Da war er aber nicht allein. Der SPD-Außenpolitiker und bekennende „Atlantiker“ Hans-Ulrich Klose meinte, das Abstimmungsverhalten schade dem internationalen Ansehen Deutschlands. Daniel Cohn-Bendit, Fraktionschef der Grünen im Europäischen Parlament, schwafelte etwas von den „Revolutionären“, die es in Libyen zu unterstützen gelte, und gab noch eins darauf: Das schade „sehr“. Sein alter Kumpel Joseph, genannt „Joschka“, Fischer meinte gar, die jetzige deutsche Außenpolitik sei „eine Farce“, frei nach der Devise: „Alles was du kannst (Westerwelle), das kann ich viel besser!“ Die Linke dagegen hat die Enthaltung im Sicherheitsrat begrüßt, kritisiert nur, dass danach „Schadensbegrenzung“ betrieben wird und sich die Bundesregierung nun doch dies und das offenhalten will.

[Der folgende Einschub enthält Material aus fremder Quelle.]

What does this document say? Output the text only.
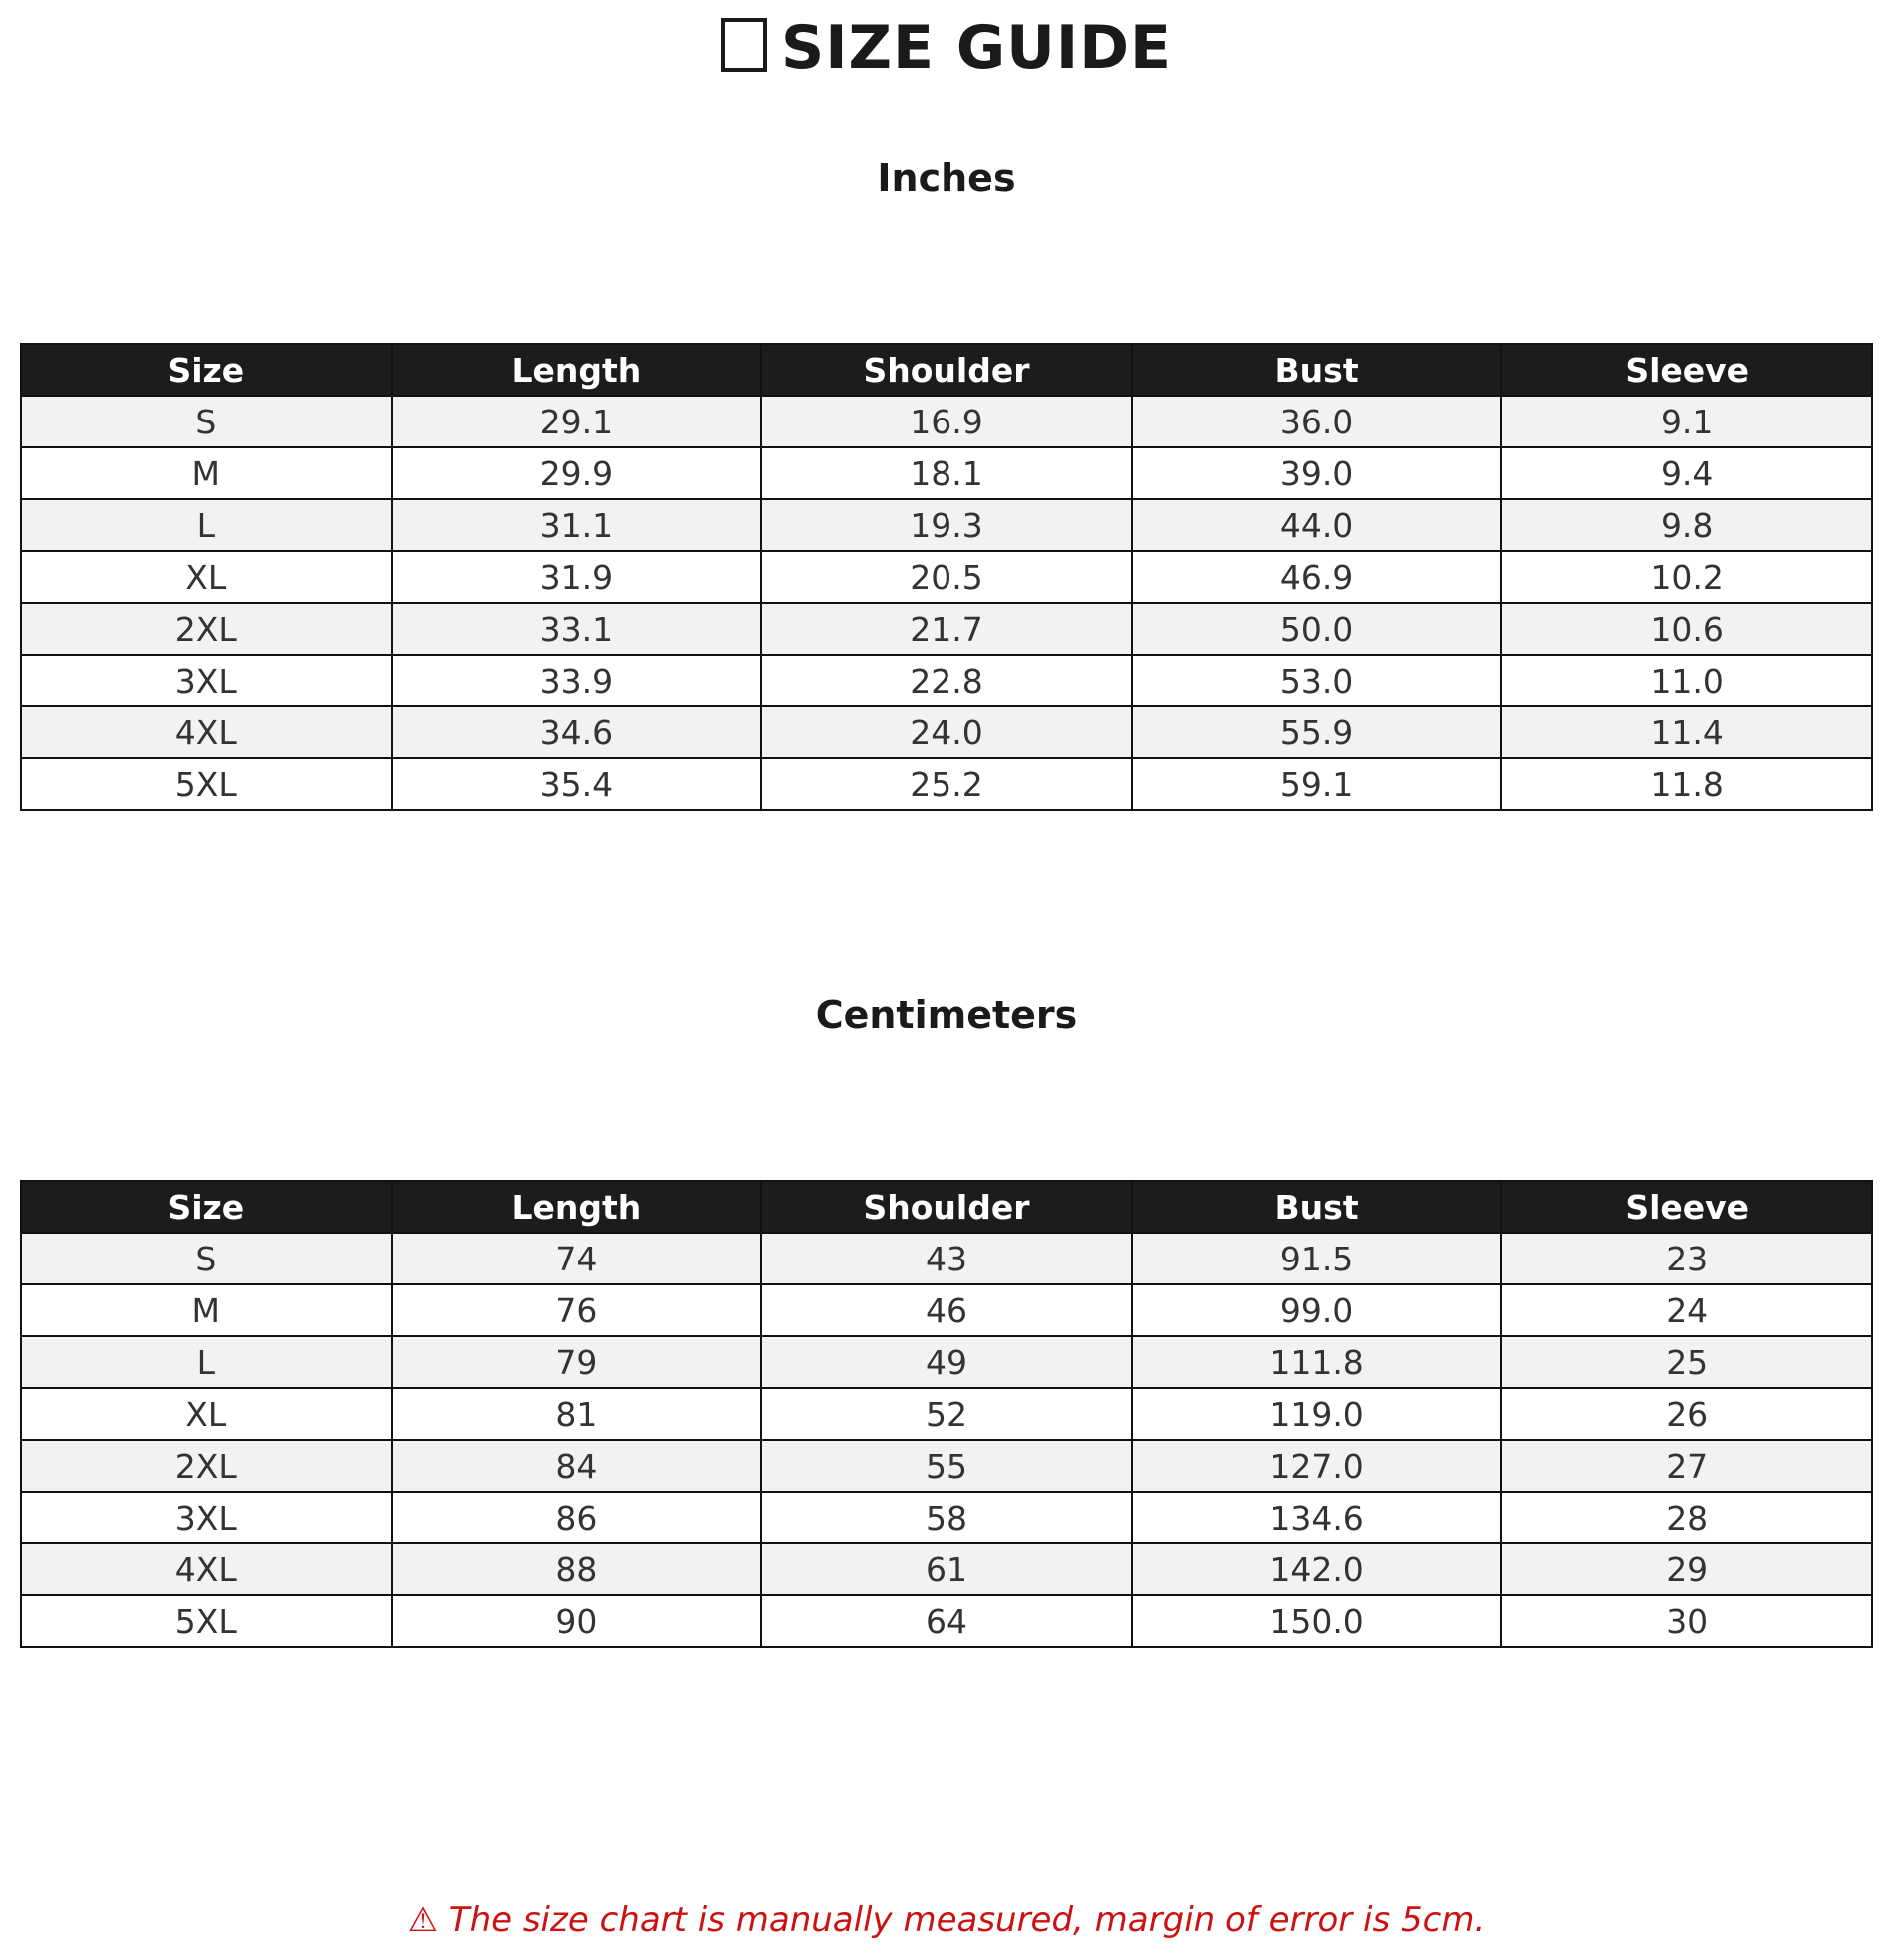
SIZE GUIDE
Inches
Size	Length	Shoulder	Bust	Sleeve
S	29.1	16.9	36.0	9.1
M	29.9	18.1	39.0	9.4
L	31.1	19.3	44.0	9.8
XL	31.9	20.5	46.9	10.2
2XL	33.1	21.7	50.0	10.6
3XL	33.9	22.8	53.0	11.0
4XL	34.6	24.0	55.9	11.4
5XL	35.4	25.2	59.1	11.8
Centimeters
Size	Length	Shoulder	Bust	Sleeve
S	74	43	91.5	23
M	76	46	99.0	24
L	79	49	111.8	25
XL	81	52	119.0	26
2XL	84	55	127.0	27
3XL	86	58	134.6	28
4XL	88	61	142.0	29
5XL	90	64	150.0	30
⚠ The size chart is manually measured, margin of error is 5cm.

Und was bedeutet das alles? Zumindest so viel: Unter der politischen Klasse Deutschlands herrscht weiter verbreitet Feigheit vor dem Frieden, wenn „Verbündete“ frivol zum Krieg schreiten. Und unter den Phrasen von der „humanitären Intervention“ sind die Grünen und Teile der Sozialdemokraten eher kriegsbegeistert als die Konservativen. Wenn die Rede von Mehrheiten diesseits oder jenseits – je nach Beobachtungspunkt – von Schwarz-Gelb ist, in der Friedensfrage besteht sie zwischen Grünen und großen Teilen der SPD einerseits und der Linken andererseits nicht. Zumindest solange erstere sich nicht ändern.